One of the most important things a couple can do is to keep a running
list of positive interactions with their spouse and positive behaviors that
they see in their spouse. I’m not
necessarily talking about monumental things like “We won the lottery,” or “We just had five
straight days of mind-blowing sex,” (although those should both make the
list). Rather, I am referring to the
daily things that make life good; the things that remind you of God’s presence
in your covenant marriage relationship.
It might be things like “He put a sweet note in my lunch bag,” or “She
saw that I was stressed and knew just what to say,” or “He prayed with me
today,” or “She kept me laughing all night long.”
You see, there is an inescapable principle in marriage. Your perception will always become your
reality. If you see your marriage as a
place of tension, or frustration, or sadness, you will look for things that
reinforce that perception, and that perception will become the reality of your
day-to-day life. But if you see your
marriage as a place of safety, and blessing, and goodness, and love, then you
will notice the things that reinforce that perception, and that perception will
become your daily reality.
Our perceptions are always fueled by the messages we tell ourselves
internally, and that we receive externally.
When you regularly speak blessings, and encouragement, and gratitude
into your mate’s life, you shape his/her perception of the entire
marriage. And, the more positive the
external messages from one’s spouse, the more likely that person is to tell herself/
himself positive messages internally about the relationship. Hence, the power of a positives list.
When keeping a positives list, write it down. Whether pen-to-paper or typed into your phone,
it becomes so much more concrete when you write it down, than if you try to
keep up with a list in your head.
Then, sit down with your spouse without distractions at least once a
week and share the good you’ve seen in each other. The positives list doesn’t mean much if it’s
not shared with the one you love.
(Remember though, it is not a competition. If she comes up with twenty-five things, but
he only comes up with seven, that’s okay.
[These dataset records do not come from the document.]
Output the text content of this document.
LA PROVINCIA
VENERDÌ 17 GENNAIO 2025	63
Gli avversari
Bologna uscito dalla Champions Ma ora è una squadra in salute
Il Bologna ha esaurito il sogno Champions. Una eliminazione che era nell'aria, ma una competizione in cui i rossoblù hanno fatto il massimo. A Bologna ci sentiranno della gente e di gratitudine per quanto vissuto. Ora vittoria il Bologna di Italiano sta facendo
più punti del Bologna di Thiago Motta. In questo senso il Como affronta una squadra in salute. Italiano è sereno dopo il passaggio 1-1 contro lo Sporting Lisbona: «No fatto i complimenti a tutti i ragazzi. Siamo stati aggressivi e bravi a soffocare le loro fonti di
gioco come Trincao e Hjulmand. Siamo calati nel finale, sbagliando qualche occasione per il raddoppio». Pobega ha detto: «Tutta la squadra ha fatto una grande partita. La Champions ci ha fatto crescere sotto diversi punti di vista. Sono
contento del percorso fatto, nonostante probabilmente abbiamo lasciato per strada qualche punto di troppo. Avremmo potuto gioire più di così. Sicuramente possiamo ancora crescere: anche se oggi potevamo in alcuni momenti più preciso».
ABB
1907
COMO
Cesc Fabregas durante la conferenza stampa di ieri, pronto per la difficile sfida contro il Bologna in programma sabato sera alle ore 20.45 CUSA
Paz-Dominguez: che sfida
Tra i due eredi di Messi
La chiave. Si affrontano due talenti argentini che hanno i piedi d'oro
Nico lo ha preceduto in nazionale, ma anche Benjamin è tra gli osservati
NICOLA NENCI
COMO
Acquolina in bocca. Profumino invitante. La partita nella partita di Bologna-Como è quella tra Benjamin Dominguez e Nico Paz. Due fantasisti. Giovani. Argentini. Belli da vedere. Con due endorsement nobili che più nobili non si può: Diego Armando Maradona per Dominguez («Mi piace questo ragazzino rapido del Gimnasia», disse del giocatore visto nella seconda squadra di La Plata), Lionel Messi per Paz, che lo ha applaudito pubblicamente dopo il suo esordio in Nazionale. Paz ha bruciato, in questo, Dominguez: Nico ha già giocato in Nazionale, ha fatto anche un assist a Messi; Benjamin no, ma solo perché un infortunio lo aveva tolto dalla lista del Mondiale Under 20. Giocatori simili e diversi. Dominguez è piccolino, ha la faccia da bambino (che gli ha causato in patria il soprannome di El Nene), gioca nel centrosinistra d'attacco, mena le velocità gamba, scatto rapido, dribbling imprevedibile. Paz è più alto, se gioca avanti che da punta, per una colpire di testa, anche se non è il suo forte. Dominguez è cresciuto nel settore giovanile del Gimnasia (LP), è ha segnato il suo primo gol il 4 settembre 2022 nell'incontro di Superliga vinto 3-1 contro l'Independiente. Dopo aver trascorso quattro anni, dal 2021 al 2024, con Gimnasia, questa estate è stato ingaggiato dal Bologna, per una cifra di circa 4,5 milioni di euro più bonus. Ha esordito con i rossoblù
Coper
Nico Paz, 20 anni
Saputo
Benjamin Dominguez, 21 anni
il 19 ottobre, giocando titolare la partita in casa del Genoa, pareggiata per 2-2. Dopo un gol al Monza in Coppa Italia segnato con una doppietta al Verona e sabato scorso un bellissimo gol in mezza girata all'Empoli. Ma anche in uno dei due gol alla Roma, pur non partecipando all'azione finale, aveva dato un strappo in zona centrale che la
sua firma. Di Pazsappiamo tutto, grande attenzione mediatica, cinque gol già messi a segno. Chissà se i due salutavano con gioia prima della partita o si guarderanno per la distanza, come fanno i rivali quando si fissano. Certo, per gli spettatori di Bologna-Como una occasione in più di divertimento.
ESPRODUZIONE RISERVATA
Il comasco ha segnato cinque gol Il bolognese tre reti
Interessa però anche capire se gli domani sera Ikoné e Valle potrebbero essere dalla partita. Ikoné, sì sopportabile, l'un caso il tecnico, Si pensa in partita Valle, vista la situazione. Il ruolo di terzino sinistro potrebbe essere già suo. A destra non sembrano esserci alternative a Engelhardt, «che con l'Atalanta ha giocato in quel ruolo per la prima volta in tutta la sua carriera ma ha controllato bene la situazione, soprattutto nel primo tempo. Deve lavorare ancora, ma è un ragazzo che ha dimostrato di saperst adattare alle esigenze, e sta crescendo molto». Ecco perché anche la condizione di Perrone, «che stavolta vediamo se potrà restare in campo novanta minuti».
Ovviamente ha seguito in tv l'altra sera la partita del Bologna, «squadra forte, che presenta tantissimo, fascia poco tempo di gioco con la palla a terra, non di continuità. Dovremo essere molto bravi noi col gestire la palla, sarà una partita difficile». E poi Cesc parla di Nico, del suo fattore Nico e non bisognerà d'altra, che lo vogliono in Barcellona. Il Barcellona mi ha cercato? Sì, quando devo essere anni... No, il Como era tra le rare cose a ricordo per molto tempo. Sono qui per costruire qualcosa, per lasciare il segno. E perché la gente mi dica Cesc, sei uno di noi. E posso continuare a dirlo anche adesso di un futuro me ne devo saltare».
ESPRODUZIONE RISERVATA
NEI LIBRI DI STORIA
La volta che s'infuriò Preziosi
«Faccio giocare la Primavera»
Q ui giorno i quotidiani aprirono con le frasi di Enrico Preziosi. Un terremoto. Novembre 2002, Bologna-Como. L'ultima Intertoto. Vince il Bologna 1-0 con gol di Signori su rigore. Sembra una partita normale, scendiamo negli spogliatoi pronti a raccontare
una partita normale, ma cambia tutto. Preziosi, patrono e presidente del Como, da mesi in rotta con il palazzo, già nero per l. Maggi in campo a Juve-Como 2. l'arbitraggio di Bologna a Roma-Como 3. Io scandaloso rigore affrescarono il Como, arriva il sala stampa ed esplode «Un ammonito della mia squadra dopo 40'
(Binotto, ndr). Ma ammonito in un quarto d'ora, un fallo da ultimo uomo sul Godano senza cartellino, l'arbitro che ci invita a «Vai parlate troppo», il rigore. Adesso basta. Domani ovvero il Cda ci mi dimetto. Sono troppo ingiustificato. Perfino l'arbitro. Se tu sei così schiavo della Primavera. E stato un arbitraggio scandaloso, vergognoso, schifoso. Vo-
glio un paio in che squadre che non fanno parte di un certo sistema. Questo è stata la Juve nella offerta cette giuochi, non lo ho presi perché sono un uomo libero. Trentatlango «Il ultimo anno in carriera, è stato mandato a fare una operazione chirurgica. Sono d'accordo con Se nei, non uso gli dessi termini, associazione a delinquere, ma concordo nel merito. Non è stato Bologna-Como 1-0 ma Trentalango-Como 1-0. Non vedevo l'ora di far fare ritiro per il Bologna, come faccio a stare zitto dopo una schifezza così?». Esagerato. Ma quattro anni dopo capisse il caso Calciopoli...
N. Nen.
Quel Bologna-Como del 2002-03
Appreciate the goodness you are speaking into each other’s lives.)
If you and your spouse make a positives list a regular part of your
week, you will see two powerful things happen.
First, when conflict does occur, you will have an anchor point to come
back to, to keep your marriage rooted in the positive interactions. And second, you will be able to more easily
separate a negative incident from who you truly are as a couple. An argument is something that happened, but
the positive things you see in each other is who you are.
Take the challenge, and for the next month, keep a positives list. See how those messages shape your perception
and shape your reality as husband and wife.